- Born: Francisco Paula Gonzales January 26, 1937 Manila, Philippine Commonwealth
- Died: May 7, 1964 (aged 27) Contra Costa County, California, U.S.
- Cause of death: Suicide by gunshot

Details
- Victims: 43
- Country: United States
- Location: San Ramon, California
- Weapon: Smith & Wesson Model 27 .357 Magnum revolver (fatally shot the pilots, allowing the plane to crash)

= Francisco Gonzales (murderer) =

Filipino sailor and mass murderer

Francisco Paula Gonzales (January 26, 1937 - May 7, 1964) was a Filipino sailor and mass murderer.

He competed in the Dragon event together with Fausto Preysler and Jesus Villareal at the 1960 Summer Olympics. After the Olympics he moved to San Francisco, United States.

A warehouse worker living in San Francisco, Gonzales had been "disturbed and depressed" over marital and financial difficulties in the months preceding the crash. Gonzales was deeply in debt and nearly half of his income was committed to various loan payments, and he had advised both relatives and friends that he "would die on either Wednesday, the 6th of May, or Thursday, the 7th of May."
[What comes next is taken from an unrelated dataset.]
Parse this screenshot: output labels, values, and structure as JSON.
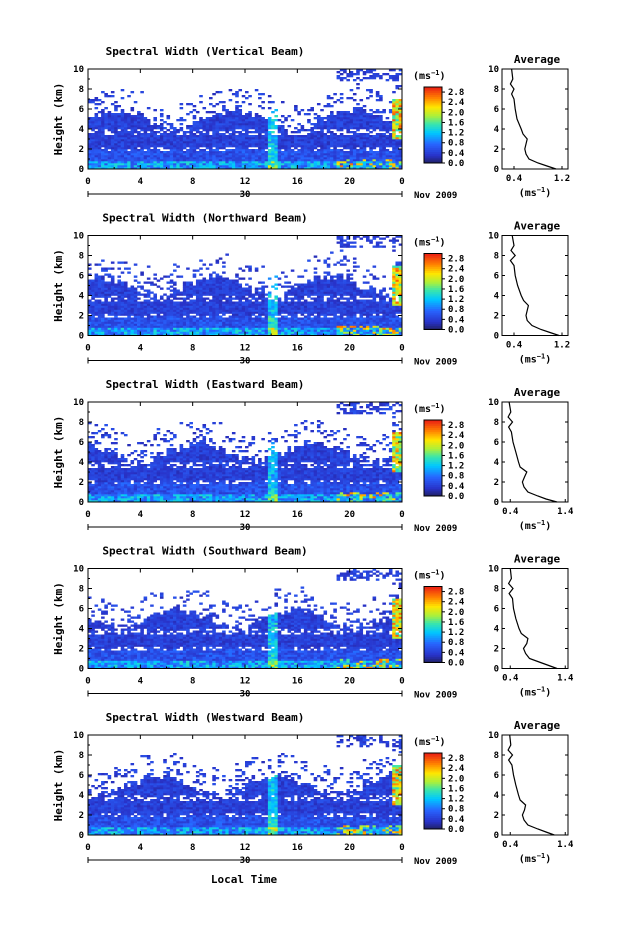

In the week preceding the crash, Gonzales referred to his impending death on a daily basis, and purchased a Smith & Wesson handgun through a friend of a friend. Before boarding a flight to Reno, Nevada the evening before the crash, he had shown the gun to numerous friends at the airport and told one person he intended to kill himself. Gonzales gambled in Reno the night before the fatal flight and told a casino employee that he didn't care how much he lost because "it won't make any difference after tomorrow."
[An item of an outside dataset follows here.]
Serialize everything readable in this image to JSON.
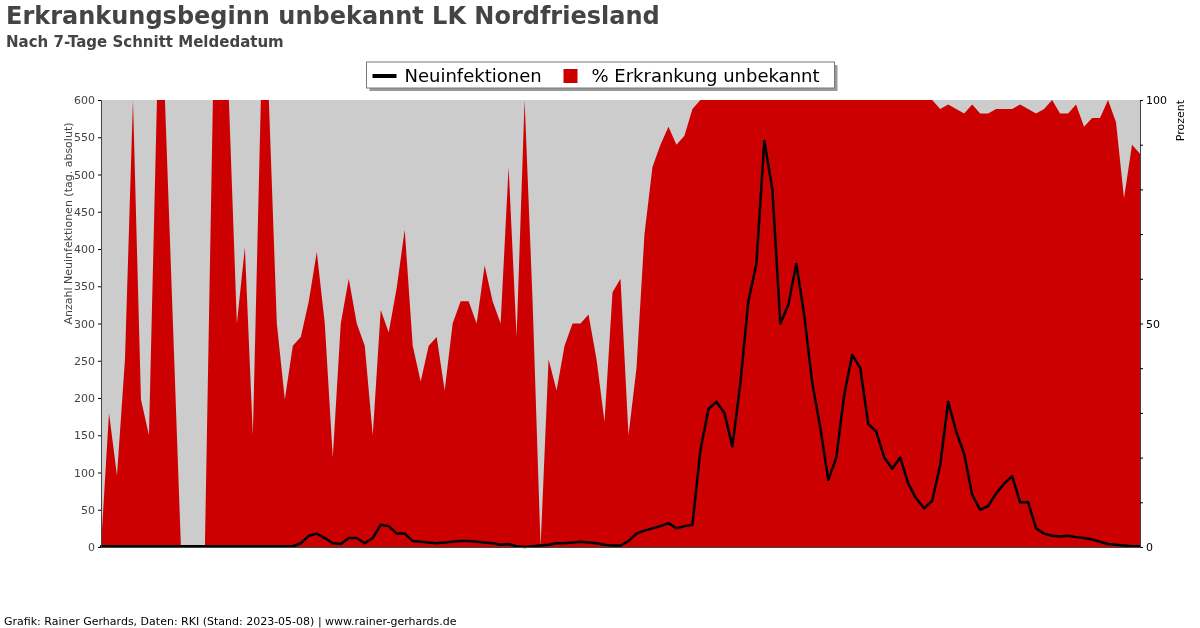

At some point, his wife requested a divorce and he fell into debt. He flew to Reno, Nevada on May 6, 1964. The next day Gonzales was on his return flight: Pacific Air Lines Flight 773. He shot and killed both pilots, and then himself. The Fairchild F-27 crashed, killing all 44 people on board. Investigation showed Gonzales had taken out a $100,000 life insurance policy for his wife.